Crawling and Walking is another milestone in your baby’s life; they are now coming into the toddler years. It is also true you will now need eyes in the back of your head. They move so quickly whether it is crawling or walking and this new activity has opened up a whole new world to them; so the cupboard under the sink is very exciting and the toilet looks like great fun. From around 6 months of age you should start using words like NO, DON’T TOUCH and HOT.

The average age for your baby to crawl is between the ages of 7-9 months old. Do not worry if they are older than this age before they start, every child is different and they will do it when they are ready.
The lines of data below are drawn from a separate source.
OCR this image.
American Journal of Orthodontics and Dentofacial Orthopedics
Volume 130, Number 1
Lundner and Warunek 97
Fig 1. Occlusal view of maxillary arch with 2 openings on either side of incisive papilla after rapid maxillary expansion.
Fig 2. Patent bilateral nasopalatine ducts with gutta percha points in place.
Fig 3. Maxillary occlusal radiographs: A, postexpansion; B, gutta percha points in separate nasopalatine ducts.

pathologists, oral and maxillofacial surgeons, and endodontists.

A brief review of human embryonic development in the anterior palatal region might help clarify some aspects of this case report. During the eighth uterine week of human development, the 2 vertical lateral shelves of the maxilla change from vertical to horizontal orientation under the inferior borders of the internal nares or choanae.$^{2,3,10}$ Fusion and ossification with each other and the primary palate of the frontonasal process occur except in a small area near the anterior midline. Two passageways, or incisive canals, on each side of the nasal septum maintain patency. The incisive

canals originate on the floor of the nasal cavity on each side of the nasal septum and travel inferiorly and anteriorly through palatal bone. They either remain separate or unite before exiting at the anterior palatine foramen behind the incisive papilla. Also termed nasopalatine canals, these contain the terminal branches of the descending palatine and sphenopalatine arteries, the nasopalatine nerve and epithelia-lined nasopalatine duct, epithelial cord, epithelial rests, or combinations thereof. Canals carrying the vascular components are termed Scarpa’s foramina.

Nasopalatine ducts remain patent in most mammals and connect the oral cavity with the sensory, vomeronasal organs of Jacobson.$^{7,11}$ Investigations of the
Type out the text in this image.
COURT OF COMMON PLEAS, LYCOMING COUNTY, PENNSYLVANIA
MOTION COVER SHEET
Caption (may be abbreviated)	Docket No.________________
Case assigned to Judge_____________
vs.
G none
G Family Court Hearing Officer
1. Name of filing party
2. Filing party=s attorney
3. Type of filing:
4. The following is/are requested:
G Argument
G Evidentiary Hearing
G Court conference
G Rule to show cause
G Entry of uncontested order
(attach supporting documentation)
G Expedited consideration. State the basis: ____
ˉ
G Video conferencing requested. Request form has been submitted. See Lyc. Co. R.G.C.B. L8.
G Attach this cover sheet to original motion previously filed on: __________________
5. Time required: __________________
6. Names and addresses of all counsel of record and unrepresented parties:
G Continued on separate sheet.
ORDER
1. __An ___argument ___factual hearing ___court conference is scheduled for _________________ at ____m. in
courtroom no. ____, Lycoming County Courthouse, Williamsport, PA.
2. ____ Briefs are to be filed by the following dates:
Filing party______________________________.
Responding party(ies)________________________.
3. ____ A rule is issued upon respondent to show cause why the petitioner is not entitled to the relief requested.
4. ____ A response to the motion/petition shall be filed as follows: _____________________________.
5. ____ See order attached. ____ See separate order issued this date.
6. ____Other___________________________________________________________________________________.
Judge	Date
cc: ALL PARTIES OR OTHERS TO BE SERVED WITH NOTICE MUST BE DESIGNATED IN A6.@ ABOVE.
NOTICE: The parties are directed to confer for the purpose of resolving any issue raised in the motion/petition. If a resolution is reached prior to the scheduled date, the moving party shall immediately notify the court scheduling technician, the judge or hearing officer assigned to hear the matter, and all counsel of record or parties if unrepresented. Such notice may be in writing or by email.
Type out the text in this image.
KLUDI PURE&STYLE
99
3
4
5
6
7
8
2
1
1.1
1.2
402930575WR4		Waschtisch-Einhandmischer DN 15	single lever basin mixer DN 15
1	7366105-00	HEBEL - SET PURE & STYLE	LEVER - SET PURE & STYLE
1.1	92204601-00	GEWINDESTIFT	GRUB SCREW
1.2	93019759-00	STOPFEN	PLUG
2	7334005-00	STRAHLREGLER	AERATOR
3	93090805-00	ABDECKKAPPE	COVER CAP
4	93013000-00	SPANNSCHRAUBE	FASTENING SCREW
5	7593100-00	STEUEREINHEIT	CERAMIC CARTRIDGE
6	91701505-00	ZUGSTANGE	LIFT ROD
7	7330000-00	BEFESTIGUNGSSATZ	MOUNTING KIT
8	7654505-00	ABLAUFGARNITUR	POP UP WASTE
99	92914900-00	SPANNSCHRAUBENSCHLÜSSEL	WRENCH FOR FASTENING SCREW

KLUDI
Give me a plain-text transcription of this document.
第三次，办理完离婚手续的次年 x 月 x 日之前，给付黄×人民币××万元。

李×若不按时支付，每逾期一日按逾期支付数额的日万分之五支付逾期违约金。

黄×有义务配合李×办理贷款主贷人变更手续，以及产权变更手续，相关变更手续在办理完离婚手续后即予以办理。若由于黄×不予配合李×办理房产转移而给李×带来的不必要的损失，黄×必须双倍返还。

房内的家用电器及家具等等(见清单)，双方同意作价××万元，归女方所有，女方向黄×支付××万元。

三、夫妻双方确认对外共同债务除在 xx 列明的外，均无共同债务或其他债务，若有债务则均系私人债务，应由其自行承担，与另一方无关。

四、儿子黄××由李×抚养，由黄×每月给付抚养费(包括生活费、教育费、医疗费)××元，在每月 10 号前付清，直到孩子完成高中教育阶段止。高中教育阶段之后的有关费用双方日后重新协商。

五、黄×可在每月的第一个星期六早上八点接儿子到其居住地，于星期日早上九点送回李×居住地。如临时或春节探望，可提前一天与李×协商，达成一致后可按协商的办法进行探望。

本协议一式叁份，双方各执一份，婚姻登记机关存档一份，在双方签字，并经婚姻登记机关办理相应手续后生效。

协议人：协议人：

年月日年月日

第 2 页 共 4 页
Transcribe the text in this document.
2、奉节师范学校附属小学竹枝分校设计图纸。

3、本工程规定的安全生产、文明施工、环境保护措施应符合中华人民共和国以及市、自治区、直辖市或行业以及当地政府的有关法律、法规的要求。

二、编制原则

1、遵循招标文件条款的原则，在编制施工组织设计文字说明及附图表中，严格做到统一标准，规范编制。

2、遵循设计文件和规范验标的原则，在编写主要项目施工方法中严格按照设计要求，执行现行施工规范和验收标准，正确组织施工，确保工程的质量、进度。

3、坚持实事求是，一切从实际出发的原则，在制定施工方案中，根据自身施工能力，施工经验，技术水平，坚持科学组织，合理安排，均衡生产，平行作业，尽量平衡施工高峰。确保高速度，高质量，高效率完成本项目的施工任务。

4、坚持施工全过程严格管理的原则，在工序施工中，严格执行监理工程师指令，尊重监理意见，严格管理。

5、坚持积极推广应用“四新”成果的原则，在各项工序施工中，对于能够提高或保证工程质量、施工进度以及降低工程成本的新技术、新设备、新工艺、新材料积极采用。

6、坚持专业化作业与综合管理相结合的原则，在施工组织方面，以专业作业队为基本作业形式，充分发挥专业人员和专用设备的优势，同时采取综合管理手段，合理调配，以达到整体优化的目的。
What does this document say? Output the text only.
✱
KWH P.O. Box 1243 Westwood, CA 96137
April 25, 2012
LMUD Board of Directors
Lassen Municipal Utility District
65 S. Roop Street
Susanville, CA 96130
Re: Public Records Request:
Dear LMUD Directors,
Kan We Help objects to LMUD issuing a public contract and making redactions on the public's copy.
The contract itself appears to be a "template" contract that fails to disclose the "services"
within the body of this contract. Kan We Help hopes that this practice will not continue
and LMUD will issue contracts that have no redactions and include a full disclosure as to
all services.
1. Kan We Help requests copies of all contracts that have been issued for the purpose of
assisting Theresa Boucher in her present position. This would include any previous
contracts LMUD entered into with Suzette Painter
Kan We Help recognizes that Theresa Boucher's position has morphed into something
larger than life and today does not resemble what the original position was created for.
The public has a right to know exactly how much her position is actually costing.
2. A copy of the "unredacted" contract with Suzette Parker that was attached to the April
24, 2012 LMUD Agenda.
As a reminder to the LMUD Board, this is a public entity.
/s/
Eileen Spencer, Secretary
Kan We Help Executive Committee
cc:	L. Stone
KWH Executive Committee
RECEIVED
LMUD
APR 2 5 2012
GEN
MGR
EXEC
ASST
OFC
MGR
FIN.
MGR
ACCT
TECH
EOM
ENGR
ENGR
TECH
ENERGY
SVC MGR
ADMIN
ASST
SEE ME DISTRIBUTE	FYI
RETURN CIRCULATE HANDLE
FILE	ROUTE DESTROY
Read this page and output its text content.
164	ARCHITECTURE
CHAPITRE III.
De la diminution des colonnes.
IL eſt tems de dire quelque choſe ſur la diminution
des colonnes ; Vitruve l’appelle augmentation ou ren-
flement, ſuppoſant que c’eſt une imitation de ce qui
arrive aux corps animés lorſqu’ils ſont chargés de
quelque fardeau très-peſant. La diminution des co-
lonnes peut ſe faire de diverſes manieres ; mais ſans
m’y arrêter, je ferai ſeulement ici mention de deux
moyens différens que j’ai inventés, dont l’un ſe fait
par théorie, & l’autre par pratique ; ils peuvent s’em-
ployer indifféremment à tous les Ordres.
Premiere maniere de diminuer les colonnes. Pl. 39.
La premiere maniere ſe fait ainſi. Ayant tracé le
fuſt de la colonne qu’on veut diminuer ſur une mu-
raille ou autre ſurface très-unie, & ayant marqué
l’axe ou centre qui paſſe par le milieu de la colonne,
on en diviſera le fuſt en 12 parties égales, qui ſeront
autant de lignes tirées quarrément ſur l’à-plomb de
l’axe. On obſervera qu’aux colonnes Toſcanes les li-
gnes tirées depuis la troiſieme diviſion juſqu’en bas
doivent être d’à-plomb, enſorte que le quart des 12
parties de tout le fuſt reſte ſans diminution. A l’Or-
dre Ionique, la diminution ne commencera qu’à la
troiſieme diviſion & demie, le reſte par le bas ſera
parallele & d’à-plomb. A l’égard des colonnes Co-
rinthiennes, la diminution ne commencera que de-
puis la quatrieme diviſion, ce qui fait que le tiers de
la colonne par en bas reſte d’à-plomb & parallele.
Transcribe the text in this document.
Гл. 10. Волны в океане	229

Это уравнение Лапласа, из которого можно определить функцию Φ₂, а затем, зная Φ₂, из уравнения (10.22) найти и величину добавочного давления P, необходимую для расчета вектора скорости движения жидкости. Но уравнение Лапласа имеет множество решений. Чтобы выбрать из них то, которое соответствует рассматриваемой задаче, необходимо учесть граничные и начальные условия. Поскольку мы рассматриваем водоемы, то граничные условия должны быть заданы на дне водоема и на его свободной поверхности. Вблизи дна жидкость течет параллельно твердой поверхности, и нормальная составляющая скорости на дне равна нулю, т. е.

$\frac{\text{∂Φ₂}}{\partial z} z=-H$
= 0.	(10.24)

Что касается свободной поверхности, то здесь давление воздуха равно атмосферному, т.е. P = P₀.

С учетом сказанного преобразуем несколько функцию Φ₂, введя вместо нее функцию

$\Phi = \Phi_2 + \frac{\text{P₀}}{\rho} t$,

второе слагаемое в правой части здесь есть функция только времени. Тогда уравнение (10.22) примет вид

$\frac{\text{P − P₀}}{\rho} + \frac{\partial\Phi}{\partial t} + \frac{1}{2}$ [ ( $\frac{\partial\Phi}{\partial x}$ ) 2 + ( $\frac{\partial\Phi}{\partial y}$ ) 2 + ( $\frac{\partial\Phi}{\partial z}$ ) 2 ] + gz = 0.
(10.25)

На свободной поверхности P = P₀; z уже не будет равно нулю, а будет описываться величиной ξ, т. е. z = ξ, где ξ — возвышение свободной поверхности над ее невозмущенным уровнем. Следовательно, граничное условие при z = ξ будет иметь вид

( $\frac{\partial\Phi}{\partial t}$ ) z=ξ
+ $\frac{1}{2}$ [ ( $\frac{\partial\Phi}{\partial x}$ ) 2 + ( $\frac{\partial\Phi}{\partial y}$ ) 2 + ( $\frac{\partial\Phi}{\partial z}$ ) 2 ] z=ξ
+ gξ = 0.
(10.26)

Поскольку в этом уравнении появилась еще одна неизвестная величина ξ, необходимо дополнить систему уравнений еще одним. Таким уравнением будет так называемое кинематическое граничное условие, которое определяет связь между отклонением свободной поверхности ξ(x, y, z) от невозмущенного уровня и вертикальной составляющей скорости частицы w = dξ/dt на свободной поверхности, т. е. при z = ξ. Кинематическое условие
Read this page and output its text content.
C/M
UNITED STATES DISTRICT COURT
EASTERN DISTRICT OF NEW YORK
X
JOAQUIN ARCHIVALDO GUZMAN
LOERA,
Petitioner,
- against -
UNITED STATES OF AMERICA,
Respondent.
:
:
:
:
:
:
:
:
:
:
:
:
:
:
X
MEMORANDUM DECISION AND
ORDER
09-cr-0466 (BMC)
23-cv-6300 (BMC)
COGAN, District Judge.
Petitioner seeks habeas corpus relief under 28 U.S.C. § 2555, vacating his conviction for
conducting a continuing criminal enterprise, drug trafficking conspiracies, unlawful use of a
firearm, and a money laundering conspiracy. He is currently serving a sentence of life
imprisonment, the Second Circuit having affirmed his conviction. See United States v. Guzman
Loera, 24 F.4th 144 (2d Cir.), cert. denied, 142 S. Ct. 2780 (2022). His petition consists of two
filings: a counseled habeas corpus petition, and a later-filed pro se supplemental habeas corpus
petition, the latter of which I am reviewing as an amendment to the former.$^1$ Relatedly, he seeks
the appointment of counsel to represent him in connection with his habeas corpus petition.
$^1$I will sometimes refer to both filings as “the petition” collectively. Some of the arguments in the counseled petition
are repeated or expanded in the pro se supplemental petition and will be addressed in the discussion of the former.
When their child starts walking or crawling, I always advise parents to get down to their child’s eye level on the floor and become aware of any potential dangers in the home. There are a few areas in the home where your child is more likely to suffer from an accident. Here are just a few things to watch for:

  • Fit child locks on drawers and low cupboards
  • Remove household cleaning products and sprays from low cupboards and put somewhere high and out of reach. This includes bathroom cupboards as well as kitchen cupboards
  • Kettles and irons should be positioned out of harm’s way; always wrap up the cable making sure little ones cannot get hold of it
  • Install a safety gate on the stairs; both bottom and top
  • Always use a fire guard
  • Plug socket covers

Crawling and Walking

Usually around the 10-12-month mark is when your baby will start pulling themselves up on things and climbing. Again it is important to have a look in your home for any item that could lead to an accident. e.g.

  • Changing tables
  • Check the level of your child’s cot, making sure it’s at the lowest level
  • Ensure all of your furniture is stable and secure; the wobbly shelving unit will have to be addressed and the glass-topped coffee table may have to find a new location.

For a few weeks before your child starts walking they will “cruise” the furniture. Give them lots of space to do this. They will be unsteady on their feet for a week or so, until they get their balances right. To help your baby along and to build their confidence, you can hold their hands and slowly walk with them between your legs. A “push-along” walker can also help to improve walking skills. (E.g. V-TECH© WALKER)

Remember your child will walk when they are ready and only then. I also do not advice putting shoes on your child for the first few weeks, wait until they are very steady on their feet.